Walter Russel Mead on Turkey's turn East:
More, Turkey’s role as the de facto head of western Sunnism looked promising. The state of the Sunni Arab world is deeply depressing. The fall of Saddam Hussein, the ever-tightening relationship of Syria and Iran, the growing Shi’a power in Lebanon and more recently Iran’s success (with Syrian help) at building its influence in Gaza, paint a disturbing picture of Sunni fecklessness and decline. Dominated by corrupt dinosaurs like former Egyptian president Mubarak or ruled by immensely wealthy and not particularly courageous or attractive royal families, the western Sunni world hungered for leadership that Turkey might be ready to provide.

The great idea of a return to the east was looking good.

But Atatürk’s instinct that Turkey needed to turn west was based on more than a sense that the west was where the power and the money could be found. It was also based on a sense that the east was a trap: full of danger and complications that could endanger Turkey’s stability if Turks were sucked into its quarrels.

RTWT.
Syria, Lebanon, Iran, Armenia, Georgia, Azerbaijan and Iraq (to say nothing of Israel and the Palestinian territories) are still on the ethnic and sectarian boil. None of these countries have borders that match up with their ethnic composition; religious divisions still have the power to kill; tribal loyalties are oblivious to artificial boundary lines. There is probably a lot of killing still to be done and a lot of ethnic and religious refugees to be made before these countries settle down into something like a final form.

Involvement with the east might start with expanding Turkish trade and enhancing Turkey’s diplomatic and Islamic profiles; it will be very difficult to ensure that it does not entangle Turkey into intractable conflicts across the region. Indeed, Turkish foreign policy has already been destabilized by the Armenian-Azerbaijani and Israel-Palestinian rivalries, and the Kurdish question in Iraq, Syria and Iran brings Turkey new and vexing headaches every day.

Asserting itself as an Islamic and Middle Eastern power plunges Turkey more deeply into this morass; it also triggers religious and ethnic tensions within Turkey itself. The AK is predominantly a Sunni party but up to a fifth of Turks belong to the Alevi faith, a form of Islam that is rooted in Twelver Shi’ism but has a more tolerant and universalist view than, say, the bigoted orthodoxies of Tehran. Many Alevi oppose the AK Party and what some see as its Sunni sectarianism; a secular government sounds very attractive when you belong to a religious minority.
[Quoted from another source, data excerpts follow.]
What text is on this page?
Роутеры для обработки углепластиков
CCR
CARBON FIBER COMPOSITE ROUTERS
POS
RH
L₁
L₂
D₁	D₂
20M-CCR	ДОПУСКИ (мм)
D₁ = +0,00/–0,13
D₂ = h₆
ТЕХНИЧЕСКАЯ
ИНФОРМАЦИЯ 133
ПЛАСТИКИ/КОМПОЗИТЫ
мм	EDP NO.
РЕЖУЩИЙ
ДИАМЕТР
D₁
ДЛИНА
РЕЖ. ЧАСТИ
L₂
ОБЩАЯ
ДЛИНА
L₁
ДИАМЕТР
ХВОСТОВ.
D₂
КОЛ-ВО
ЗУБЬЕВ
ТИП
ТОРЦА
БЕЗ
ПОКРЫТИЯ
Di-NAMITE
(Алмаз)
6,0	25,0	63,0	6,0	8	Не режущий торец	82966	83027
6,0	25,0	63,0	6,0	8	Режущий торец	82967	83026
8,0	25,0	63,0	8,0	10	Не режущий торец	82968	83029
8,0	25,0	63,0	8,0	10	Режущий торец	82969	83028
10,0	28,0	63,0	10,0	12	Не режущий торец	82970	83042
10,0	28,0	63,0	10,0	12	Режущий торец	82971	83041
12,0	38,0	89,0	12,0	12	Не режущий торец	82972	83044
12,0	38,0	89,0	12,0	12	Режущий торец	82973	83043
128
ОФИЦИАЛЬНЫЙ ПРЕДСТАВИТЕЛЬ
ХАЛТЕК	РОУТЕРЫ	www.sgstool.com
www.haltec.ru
And of course there are the Kurds... Any eastern expansion of Turkish influence immediately deepens Turkey’s engagement with the Kurdish question.

Professor Mead also points out that a reviving of Ottoman ambitions is not just a turn to engage the traditional Mid East, "The regional dynamics are even more complex. In a rivalry between Turkey and Iran, Russia would not look on indifferently". Russia was the Ottoman Empire's traditional enemy, and any move of Turkey away from the West and isolated from the East can only rekindle that fire.